Being with the Lord does not guarantee material happiness, whatever we do with our bodies, however we engage them, it would always bring a mixed bag of pleasure and pain. Why should we only pick what feels good about our imperfect service and declare it “ecstasy”? What about bad things that happen to us? What if they outweigh the good ones for a while and force us to reconsider our commitment? What if what we perceive as bad is as pleasing to the Lord as what we perceive as ecstatic?
We can’t make such distinctions simply on the basis of our feelings, that would be unwise.
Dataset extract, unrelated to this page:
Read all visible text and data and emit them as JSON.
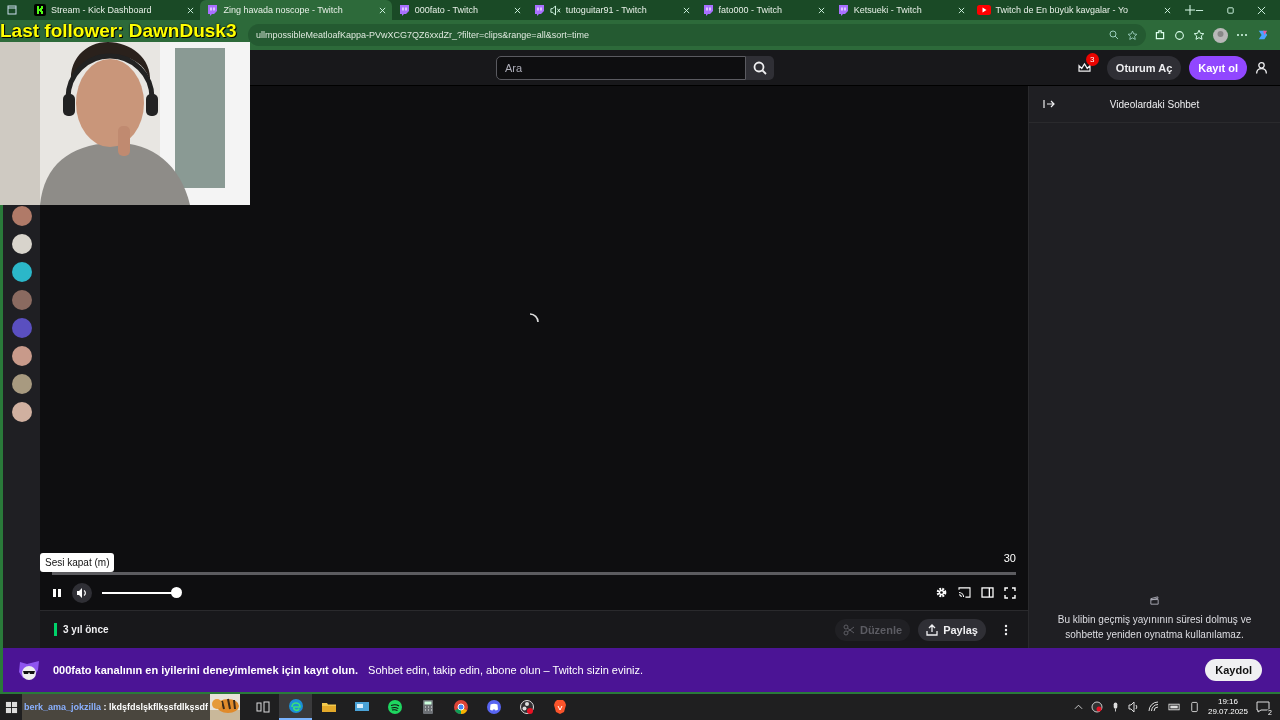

The key to success in devotional service is steadiness and this means that a large part of our experience here would be banal. Would it make bhakti banal? No.
Returning to sādhana bhakti – what makes it work is not how it feels but our underlying dedication to our service. We are supposed to be satisfied by executing it regardless of our feelings, disregarding perceptions of good and bad altogether. That’s what makes it different from vaidhī bhakti where we force ourselves to perform our service for the sake of the future payoff, not because we see its spiritual value now.
So, there’s no banality in bhakti but this needs separation between our materialistic experiences and expectations and the as yet imperceptible spiritual side of our life. If we group it altogether than some things we do WILL appear as less inspiring than others so the banality CAN be observed even if it’s not really there.
It’s all in our minds, unavoidable as long as we are stuck on this relatively low level.